Within two weeks, he said, he’d found the remains of 17 veterans at funeral homes in Idaho. He began working with lawmakers and government officials to start changing the laws to allow funeral homes and others to release remains to veterans cemeteries, and to eliminate the two-year deadline for veterans to claim burial benefits. In 2007, he was named the director of the effort to establish a new veterans cemetery outside Medical Lake, which opened last year on Memorial Day.

Meanwhile, he’s been steadily at it, enlisting veterans groups to help and visiting funeral homes, nursing homes and coroners. Once potential veterans are found, there is daunting detective work to be done. In the Atwood case, it was a relatively quick matter because he had a case history with the VA after serving in the Army from 1956 to 1959, and his remains included a birth certificate. But in other cases, running down the verification that someone served in the military can be a challenge – and Cesler has a staffer who is doing the bulk of the work.

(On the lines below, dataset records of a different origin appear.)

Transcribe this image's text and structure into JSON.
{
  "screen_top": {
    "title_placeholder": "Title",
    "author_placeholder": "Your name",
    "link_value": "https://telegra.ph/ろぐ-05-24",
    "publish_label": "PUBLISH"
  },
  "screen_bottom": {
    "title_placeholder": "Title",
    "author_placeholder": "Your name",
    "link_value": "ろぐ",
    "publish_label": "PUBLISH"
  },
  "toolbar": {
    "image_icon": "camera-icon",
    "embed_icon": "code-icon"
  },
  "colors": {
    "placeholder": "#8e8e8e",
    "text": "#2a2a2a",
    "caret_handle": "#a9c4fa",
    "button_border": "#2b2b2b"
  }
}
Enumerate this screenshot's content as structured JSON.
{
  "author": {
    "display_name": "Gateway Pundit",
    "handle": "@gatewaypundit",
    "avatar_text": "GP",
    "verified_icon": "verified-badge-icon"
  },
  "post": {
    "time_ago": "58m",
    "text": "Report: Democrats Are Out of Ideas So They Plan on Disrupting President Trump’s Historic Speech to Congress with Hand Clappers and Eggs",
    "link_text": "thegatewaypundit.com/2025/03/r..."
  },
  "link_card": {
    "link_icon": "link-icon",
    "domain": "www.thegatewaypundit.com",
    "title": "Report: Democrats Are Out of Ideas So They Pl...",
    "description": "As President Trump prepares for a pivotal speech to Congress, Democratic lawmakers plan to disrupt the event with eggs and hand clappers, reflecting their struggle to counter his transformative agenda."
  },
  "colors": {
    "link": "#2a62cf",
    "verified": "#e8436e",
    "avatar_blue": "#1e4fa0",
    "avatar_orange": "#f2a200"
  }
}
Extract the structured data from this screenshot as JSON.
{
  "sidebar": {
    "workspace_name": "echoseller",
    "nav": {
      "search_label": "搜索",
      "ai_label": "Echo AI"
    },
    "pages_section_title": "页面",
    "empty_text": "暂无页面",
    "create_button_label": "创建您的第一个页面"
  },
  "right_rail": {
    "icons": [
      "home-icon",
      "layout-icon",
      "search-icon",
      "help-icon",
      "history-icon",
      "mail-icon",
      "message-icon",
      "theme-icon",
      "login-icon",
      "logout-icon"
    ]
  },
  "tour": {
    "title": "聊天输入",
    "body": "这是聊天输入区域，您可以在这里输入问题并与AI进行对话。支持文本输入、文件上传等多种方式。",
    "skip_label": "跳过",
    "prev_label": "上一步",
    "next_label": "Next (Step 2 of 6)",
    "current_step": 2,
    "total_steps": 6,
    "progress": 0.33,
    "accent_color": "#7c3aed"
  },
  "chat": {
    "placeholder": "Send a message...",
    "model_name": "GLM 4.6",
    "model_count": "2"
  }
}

“It’s extremely hard,” said Cesler. “There is a lot of research that goes into it.”

Fred Salanti, the executive director of the Missing in America Project, said that he’s been astounded at the numbers of veterans whose remains have not been given a proper burial across the country. When he formed his organization – using the name and the spark provided by Cesler – he thought he might find 10,000 to 15,000 veterans.

“Now I think we’re going to bury 150,000 veterans by the time we’re done – or even more,” he said. “I think it’s mind-boggling.”